Media Bangsa – Diperkirakan lebih dari 2 miliar orang terinfeksi hepatitis B di seluruh dunia. Bahkan, lebih dari 296 juta orang adalah penderita hepatitis B kronis. Penyakit ini sangat berbahaya, karena berpotensi berkembang menjadi fibrosis, sirosis, kegagalan hati, dan juga kanker hati/karsinoma hepatoseluler. Berdasarkan laporan Riset Kesehatan Dasar Kementerian Kesehatan tahun 2007, diperkirakan 28 juta orang terinfeksi hepatitis B dan/atau hepatitis C di Indonesia. Dari jumlah tersebut, 50 persen akan berkembang menjadi infeksi kronis, dan 10 persen dari jumlah yang kronis berpotensi berkembang menjadi sirosis hati dan kanker hati. Mengingat tingginya kasus penyakit hati di Indonesia yang perlu segera ditangani, dan dalam rangka memperingati Hari Hepatitis Sedunia pada 28 Juli 2023 mendatang, Pusat Riset Biologi Molekuler Eijkman (PRBME), Organisasi Riset Kesehatan, Badan Riset dan Inovasi Nasional (BRIN) bekerja sama dengan Sekolah Ilmu dan Teknologi Hayati (SITH), Institut Teknologi Bandung (ITB) akan menyelenggarakan webinar yang mengangkat tema “Isu Terkini Mengenai Biologi Molekuler & Bioteknologi dalam Penelitian Virus Hepatitis”, Rabu, 26 Juli 2023.

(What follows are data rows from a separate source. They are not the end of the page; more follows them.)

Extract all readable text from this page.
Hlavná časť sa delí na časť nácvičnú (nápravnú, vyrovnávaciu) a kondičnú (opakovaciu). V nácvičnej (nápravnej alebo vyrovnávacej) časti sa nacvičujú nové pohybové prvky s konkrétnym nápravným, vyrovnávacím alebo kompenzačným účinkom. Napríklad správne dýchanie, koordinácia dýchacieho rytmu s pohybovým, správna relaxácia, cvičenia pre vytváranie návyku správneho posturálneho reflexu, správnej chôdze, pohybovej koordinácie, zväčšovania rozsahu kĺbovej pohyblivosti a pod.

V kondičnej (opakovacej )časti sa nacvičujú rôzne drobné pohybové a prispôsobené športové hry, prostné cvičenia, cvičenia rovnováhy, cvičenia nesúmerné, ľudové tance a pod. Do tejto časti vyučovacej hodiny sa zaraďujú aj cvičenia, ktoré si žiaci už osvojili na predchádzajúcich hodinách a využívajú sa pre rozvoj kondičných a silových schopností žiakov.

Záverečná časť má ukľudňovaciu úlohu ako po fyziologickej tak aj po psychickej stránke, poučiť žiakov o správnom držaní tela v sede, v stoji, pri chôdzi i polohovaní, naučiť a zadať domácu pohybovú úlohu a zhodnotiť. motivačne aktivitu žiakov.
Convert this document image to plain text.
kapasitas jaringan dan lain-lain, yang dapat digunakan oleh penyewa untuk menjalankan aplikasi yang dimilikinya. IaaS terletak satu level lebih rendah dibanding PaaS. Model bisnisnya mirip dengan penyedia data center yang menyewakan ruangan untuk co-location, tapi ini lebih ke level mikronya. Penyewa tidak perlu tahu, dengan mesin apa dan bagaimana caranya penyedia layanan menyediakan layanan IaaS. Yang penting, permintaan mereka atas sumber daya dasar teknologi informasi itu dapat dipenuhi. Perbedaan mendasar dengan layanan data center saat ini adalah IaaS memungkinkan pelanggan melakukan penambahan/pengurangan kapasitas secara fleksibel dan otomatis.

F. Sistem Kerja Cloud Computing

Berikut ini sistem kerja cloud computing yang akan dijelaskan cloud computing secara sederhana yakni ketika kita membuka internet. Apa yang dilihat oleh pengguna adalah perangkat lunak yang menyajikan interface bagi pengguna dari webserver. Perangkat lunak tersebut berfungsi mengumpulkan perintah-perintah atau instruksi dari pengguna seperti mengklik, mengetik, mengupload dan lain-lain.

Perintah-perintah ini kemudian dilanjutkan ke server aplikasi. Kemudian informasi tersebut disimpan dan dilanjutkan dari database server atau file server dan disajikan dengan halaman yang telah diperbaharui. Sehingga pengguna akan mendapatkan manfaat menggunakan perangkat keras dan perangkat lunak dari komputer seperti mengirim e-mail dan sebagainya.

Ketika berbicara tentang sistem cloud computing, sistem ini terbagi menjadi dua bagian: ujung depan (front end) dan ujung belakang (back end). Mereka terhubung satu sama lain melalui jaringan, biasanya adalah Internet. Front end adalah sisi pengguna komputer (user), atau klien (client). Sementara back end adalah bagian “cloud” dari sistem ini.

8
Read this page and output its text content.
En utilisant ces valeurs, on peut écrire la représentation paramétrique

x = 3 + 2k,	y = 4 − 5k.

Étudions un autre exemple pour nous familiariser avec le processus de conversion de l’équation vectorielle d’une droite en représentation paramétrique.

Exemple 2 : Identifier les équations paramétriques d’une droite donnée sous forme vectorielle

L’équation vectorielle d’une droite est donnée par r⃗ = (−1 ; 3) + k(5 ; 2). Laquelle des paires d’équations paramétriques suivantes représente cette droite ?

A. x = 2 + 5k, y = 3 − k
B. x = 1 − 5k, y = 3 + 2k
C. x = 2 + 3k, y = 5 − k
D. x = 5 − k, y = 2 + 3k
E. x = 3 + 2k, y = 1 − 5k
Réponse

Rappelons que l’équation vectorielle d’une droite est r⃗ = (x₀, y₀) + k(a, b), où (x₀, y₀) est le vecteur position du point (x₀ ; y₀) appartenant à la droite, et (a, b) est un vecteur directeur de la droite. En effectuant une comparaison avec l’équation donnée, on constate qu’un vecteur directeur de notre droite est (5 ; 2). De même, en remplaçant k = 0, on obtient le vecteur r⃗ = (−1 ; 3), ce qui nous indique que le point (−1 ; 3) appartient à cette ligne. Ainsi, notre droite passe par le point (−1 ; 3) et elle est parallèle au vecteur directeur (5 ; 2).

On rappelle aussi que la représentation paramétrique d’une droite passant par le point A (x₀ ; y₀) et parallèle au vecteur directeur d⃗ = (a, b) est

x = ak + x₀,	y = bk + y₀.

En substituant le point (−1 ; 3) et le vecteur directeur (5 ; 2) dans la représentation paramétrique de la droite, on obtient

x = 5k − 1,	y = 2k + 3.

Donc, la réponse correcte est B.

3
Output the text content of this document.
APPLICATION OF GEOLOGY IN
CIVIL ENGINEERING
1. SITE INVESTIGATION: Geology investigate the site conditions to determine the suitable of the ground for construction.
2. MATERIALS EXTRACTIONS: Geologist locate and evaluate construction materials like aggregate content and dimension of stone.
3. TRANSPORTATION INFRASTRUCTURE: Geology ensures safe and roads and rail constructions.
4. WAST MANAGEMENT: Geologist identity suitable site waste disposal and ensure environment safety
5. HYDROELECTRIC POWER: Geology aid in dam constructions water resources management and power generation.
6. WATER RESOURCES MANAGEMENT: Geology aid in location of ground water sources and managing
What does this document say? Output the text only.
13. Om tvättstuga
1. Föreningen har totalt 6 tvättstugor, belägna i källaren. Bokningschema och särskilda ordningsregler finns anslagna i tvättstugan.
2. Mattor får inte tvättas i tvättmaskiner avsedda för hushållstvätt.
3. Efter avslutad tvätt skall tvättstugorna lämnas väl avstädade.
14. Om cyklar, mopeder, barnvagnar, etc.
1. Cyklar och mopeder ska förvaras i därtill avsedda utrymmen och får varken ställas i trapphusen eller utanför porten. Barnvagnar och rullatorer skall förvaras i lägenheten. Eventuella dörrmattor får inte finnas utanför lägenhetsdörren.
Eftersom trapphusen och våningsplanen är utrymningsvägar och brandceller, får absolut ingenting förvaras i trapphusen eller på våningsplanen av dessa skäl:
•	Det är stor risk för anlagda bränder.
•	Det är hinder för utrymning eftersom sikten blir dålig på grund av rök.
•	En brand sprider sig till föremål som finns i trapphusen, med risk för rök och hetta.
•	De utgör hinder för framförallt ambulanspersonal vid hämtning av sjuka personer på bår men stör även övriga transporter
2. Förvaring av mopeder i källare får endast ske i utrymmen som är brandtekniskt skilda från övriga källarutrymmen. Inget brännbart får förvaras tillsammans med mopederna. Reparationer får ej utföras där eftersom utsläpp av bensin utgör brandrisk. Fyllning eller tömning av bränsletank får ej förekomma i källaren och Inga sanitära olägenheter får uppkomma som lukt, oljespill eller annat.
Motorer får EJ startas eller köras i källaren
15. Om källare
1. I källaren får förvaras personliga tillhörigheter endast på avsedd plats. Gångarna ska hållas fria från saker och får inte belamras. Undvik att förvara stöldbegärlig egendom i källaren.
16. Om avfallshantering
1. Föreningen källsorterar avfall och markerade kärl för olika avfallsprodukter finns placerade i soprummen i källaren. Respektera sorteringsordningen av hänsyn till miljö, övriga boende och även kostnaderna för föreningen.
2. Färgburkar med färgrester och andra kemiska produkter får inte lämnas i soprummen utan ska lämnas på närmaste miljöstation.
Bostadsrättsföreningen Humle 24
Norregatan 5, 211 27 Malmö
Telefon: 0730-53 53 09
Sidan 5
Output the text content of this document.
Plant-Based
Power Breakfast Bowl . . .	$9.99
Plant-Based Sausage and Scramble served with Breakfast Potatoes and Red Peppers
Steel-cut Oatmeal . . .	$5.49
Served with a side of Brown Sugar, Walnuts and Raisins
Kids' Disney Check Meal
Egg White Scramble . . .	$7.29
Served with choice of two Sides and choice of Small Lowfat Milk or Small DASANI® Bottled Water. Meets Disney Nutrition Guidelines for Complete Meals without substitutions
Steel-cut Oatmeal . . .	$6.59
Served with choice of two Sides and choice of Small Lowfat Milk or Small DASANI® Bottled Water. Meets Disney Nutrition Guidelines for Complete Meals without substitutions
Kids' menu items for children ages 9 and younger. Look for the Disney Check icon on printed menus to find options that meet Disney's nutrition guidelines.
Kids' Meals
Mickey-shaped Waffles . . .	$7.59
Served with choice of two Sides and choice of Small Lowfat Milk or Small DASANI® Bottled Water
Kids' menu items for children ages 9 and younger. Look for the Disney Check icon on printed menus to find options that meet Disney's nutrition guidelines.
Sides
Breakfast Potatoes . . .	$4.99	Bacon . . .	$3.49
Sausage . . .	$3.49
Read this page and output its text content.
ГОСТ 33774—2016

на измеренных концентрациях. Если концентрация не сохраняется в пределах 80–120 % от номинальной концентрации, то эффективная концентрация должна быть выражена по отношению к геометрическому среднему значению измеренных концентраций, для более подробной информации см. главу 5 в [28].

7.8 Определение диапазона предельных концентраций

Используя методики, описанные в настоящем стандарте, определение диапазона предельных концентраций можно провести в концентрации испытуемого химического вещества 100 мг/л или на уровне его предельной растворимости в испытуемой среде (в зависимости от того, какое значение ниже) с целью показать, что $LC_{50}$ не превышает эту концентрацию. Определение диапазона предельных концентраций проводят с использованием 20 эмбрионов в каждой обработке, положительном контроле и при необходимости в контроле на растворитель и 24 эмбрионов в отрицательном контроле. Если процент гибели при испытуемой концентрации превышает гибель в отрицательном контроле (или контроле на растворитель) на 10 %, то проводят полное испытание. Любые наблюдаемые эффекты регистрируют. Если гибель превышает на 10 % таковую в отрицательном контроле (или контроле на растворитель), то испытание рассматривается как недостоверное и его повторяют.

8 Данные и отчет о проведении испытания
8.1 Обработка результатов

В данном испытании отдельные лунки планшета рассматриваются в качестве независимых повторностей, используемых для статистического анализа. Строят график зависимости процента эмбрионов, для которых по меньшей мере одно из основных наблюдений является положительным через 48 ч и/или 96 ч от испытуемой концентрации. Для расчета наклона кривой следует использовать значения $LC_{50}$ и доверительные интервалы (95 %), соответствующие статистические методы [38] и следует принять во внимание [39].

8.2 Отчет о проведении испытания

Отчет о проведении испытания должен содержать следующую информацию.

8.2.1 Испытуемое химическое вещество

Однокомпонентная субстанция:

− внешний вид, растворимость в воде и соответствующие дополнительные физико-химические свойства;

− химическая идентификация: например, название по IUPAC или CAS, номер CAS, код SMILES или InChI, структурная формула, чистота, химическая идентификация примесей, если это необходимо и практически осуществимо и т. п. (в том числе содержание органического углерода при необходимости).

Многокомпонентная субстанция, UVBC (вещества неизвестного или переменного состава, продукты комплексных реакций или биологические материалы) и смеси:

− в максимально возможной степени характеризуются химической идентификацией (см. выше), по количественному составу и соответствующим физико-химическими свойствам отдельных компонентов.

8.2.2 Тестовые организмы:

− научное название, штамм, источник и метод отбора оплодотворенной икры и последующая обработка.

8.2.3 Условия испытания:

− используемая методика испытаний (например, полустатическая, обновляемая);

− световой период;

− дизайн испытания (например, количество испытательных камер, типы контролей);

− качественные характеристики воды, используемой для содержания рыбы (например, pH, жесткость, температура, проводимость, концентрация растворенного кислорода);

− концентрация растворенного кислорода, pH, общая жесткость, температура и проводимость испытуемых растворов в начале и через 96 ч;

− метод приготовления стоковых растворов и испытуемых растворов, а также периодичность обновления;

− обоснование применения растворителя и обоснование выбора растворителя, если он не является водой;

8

Pemerintah Indonesia telah membentuk Hepatitis Control Program pada 2012, untuk menanggulangi penyakit hepatitis. Selain itu juga mengeluarkan Peraturan Menteri Kesehatan Republik Indonesia Nomor 53 Tahun 2015 tentang Penanggulangan Hepatitis Virus.
Pemerintah telah melakukan berbagai upaya secara nasional untuk mengurangi tingkat keparahan penyakit, di antaranya program vaksinasi virus hepatitis B (VHB) pada bayi baru lahir sebagai upaya pencegahan infeksi VHB yang sudah dilaksanakan sejak 1997, skrining donor darah, dan upaya promosi kesehatan lainnya.
Kepala Organisasi Riset Kesehatan BRIN Ni Luh Putu Indi Dharmayanti menyatakan, mengingat tingginya kasus penyakit hati di Indonesia, baik dalam bentuk infeksi hepatitis kronis dan kanker hati, dibutuhkan suatu strategi berkesinambungan secara nasional.
Indi juga mengingatkan, penanganan dan strategi pengendalian hepatitis di Indonesia membutuhkan kerja sama banyak pihak dan stakeholder kesehatan masyarakat.
“Selain itu, diperlukan peran serta peneliti dan akademisi untuk melakukan penelitian berkesinambungan dan strategi penanggulangan hepatitis, termasuk pengembangan vaksin maupun antivirus terkini. Untuk itu, diperlukan komunikasi ilmiah yang membahas informasi terbaru mengenai penyebaran dan penanggulangan penyakit hati di Indonesia,” katanya.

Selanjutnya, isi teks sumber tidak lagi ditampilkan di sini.